David Marques

Artistas

Coreógrafo, intérprete, investigador

Nasceu em Torres Novas, em 1985. É coreógrafo, intérprete, investigador e faz, regularmente, acompanhamento crítico e assistência de artistas da dança e do teatro. Estudou na Escola Superior de Dança – IPL e no Centre Chorégraphique National de Montpellier (formação exerce) como bolseiro da Fundação Calouste Gulbenkian e fez um mestrado em Estética e Estudos Artísticos – Arte e Culturas Políticas da NOVA FCSH.

Começou a desenvolver o seu trabalho coreográfico em 2007, com o apoio da EIRA.

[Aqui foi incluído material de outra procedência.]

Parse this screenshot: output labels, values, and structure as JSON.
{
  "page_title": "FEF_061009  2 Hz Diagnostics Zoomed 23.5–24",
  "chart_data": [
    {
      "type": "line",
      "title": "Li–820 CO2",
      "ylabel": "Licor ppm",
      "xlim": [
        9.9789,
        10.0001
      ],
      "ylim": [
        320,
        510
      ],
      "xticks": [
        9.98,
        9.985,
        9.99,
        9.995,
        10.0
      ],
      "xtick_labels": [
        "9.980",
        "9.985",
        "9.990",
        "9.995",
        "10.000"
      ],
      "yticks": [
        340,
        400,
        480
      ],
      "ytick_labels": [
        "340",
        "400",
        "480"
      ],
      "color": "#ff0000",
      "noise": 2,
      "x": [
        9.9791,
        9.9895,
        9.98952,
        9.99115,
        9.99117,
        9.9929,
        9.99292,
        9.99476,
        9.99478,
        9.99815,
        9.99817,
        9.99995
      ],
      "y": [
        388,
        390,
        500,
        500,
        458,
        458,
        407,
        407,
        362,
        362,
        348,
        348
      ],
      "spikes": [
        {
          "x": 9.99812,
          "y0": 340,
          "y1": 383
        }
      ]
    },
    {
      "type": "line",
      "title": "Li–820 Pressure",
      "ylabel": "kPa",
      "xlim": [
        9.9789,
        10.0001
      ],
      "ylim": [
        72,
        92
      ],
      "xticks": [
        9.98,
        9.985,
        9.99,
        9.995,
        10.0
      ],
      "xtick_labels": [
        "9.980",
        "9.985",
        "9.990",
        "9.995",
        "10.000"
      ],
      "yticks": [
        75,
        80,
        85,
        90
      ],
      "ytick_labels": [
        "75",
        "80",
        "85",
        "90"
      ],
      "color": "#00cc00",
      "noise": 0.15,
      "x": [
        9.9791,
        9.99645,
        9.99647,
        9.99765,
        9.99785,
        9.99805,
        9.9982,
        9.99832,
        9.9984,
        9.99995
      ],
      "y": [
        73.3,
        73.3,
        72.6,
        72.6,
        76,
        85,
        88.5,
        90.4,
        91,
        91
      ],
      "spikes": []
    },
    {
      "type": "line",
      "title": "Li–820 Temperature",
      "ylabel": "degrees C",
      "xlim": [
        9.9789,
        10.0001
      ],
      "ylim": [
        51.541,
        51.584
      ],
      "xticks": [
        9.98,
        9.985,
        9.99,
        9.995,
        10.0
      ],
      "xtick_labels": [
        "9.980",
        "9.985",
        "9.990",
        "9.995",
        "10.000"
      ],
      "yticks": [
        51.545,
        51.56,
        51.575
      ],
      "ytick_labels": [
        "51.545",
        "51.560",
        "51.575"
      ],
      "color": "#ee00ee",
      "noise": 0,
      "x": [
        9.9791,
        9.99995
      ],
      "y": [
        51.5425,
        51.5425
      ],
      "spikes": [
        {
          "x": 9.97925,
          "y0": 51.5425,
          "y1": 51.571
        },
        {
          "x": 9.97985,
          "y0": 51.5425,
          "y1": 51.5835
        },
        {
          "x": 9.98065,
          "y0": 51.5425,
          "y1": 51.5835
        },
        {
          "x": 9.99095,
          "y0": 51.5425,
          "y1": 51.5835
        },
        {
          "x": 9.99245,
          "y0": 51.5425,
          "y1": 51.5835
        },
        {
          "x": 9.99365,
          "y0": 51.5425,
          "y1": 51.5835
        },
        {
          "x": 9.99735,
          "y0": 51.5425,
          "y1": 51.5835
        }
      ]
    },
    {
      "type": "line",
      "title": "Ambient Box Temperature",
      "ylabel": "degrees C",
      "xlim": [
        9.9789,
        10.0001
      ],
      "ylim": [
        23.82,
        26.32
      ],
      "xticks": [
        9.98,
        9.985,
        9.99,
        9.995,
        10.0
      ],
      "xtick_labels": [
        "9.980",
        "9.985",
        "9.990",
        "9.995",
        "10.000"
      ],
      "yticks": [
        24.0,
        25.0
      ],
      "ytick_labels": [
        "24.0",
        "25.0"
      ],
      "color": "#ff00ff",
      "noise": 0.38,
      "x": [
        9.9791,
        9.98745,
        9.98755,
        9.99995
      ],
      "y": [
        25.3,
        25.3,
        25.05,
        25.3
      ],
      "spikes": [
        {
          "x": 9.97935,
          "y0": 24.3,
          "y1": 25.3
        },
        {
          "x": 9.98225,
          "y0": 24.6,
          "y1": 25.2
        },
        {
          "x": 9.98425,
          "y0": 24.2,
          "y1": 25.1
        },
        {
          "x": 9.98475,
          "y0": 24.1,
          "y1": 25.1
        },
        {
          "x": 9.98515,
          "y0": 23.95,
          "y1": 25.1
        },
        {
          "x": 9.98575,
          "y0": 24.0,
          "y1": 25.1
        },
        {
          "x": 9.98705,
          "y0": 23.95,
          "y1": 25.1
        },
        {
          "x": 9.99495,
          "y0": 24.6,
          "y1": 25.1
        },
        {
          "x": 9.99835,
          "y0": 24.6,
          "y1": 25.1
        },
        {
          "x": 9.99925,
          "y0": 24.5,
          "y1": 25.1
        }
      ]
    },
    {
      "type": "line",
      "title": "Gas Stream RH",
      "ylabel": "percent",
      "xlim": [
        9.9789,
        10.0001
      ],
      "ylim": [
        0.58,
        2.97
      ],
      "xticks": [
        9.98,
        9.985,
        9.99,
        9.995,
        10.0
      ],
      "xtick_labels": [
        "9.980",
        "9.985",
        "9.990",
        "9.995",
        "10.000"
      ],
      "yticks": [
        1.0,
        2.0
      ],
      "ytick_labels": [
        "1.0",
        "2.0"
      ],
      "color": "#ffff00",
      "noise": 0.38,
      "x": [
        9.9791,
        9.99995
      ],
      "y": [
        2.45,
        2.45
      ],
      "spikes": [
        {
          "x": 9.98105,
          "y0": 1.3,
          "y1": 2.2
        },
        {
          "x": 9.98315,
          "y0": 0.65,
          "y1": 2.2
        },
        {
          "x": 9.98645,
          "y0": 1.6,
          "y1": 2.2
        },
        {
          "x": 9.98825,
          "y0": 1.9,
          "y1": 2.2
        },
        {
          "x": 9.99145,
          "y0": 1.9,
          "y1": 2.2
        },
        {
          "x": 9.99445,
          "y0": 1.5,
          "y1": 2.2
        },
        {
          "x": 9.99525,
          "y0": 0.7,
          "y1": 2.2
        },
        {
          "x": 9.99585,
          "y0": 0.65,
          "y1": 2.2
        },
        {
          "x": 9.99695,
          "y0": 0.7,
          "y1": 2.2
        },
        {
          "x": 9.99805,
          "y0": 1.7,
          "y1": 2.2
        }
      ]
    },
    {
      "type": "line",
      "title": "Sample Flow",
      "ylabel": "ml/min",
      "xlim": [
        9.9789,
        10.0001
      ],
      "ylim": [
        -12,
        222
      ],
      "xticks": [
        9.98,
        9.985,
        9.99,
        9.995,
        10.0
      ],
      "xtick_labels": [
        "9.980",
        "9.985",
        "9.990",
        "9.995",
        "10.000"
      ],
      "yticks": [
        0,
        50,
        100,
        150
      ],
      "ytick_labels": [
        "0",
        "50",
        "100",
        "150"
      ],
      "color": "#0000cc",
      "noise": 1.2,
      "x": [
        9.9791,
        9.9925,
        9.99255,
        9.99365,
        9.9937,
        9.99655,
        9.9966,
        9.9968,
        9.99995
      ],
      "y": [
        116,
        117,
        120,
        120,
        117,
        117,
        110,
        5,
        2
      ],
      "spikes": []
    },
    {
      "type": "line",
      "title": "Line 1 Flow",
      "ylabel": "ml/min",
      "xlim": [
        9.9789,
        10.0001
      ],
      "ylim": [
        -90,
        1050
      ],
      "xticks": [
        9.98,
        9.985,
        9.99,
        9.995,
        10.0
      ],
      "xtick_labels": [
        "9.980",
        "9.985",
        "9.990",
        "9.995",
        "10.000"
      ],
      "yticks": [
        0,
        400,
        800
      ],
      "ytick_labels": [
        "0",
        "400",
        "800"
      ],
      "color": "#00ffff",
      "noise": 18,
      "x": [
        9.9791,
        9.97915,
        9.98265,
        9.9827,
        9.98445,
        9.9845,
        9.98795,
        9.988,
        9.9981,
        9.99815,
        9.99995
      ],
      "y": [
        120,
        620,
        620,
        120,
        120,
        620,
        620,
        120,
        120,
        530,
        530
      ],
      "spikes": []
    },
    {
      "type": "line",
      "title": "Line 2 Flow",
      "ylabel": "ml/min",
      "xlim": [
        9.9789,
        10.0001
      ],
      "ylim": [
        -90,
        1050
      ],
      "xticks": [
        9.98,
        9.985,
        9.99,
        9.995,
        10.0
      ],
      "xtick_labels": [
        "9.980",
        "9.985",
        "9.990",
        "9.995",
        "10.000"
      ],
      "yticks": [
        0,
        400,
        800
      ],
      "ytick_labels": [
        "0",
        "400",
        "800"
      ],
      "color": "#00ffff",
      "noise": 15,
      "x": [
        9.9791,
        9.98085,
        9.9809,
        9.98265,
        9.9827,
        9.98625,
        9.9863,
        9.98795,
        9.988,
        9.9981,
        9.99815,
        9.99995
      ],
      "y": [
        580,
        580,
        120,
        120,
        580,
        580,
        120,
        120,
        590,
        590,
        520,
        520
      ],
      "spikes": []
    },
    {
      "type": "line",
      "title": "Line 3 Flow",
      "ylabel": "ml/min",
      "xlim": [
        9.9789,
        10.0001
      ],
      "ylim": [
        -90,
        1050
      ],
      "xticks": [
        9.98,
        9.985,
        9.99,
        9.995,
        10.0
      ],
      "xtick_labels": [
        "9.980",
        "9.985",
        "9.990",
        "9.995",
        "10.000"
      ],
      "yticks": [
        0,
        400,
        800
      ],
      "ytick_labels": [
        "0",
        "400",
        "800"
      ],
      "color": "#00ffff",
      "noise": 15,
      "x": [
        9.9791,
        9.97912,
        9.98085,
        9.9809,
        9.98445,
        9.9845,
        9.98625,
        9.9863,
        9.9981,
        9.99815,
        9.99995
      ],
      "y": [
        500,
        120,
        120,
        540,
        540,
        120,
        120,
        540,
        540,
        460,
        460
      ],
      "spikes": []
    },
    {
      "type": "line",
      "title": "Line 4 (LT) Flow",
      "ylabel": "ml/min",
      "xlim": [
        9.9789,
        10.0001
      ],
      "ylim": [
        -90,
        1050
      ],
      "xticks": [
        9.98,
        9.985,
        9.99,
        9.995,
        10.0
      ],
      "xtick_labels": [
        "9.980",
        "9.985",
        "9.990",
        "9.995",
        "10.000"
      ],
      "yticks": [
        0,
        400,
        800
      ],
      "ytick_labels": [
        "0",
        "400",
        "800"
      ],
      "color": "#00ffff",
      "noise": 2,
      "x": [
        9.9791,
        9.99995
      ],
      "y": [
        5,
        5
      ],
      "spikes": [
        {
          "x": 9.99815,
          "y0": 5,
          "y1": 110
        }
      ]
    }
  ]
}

A sua investigação aborda, frequentemente, as condições e os contextos que favorecem o aparecimento e a prática da dança - pessoais, sociais, institucionais ou filosóficos. Em cena, interessa-lhe a multidimensionalidade das relações entre atenção, memória e corpo, procurando espaços relacionais improváveis para desafiar temporalidades reconhecíveis. Tem desenvolvido projetos que exploram a relação entre a dança e a palavra, sob uma perspectiva literária ou discursiva.

Criou entre outros, os solos ‘Motor de Busca’, ‘KIN’, ‘Dança Sem Vergonha’ e ‘Comoção’, as peças de grupo ‘Ressaca’, ‘Mistério da Cultura’ e ‘Teorias da Inspiração’. Em 2025, estreou a peça ‘Partes sensíveis’, em parceria com Nuno Pinheiro e lançou a publicação ‘Labirinto’ (coprodução da artemrede), que resulta de um processo de formação e rescrita de enunciados de práticas performativas em bibliotecas municipais.

Com Tiago Cadete criou e interpretou ‘Apagão’ e desenvolveu ‘Critique’ (um projeto digital sobre a crítica das artes performativas em Portugal). Com Diogo Brito, realizou o filme ‘Teorias da Inspiração’. Com Teresa Silva colaborou no projeto multidisciplinar ‘Enjoy The Weather’ e desenvolve, atualmente, o projeto ‘Fazer falar o fazer ’.

Como intérprete, tem colaborado com Loïc Touzé (regularmente desde 2014), Francisco Camacho, Filipa Francisco, Lucie Tuma, Tiago Guedes, Raquel Castro, Tiago Vieira, Emily Wardill, Bruno Alexandre, entre outras.

Entre 2021 e 2023, fez mediação e curadoria no âmbito do ‘ITINERÁRIOS’, um programa dos Estúdios Victor Córdon e do Camões – CCP Maputo.

Tem contribuído com textos para livros e revistas, nomeadamente, o ebook AURÉLIA DE SOUZA. Mulheres Artistas em 1900 (edição do IHA-NOVA FCSH / IN2PAST), a Revista Estud(i)os de Dança 4, o Livro O Stand 1.0 e a revista Watt (dance & performance).

Recebeu a Bolsa de Mérito ESD-IPL 2024/2005 e o Prémio Autores SPA para ‘Coreografia’, em 2020, com a peça ‘Mistério da Cultura’.

É cofundador, com Nuno Pinheiro, da Parca associação cultural.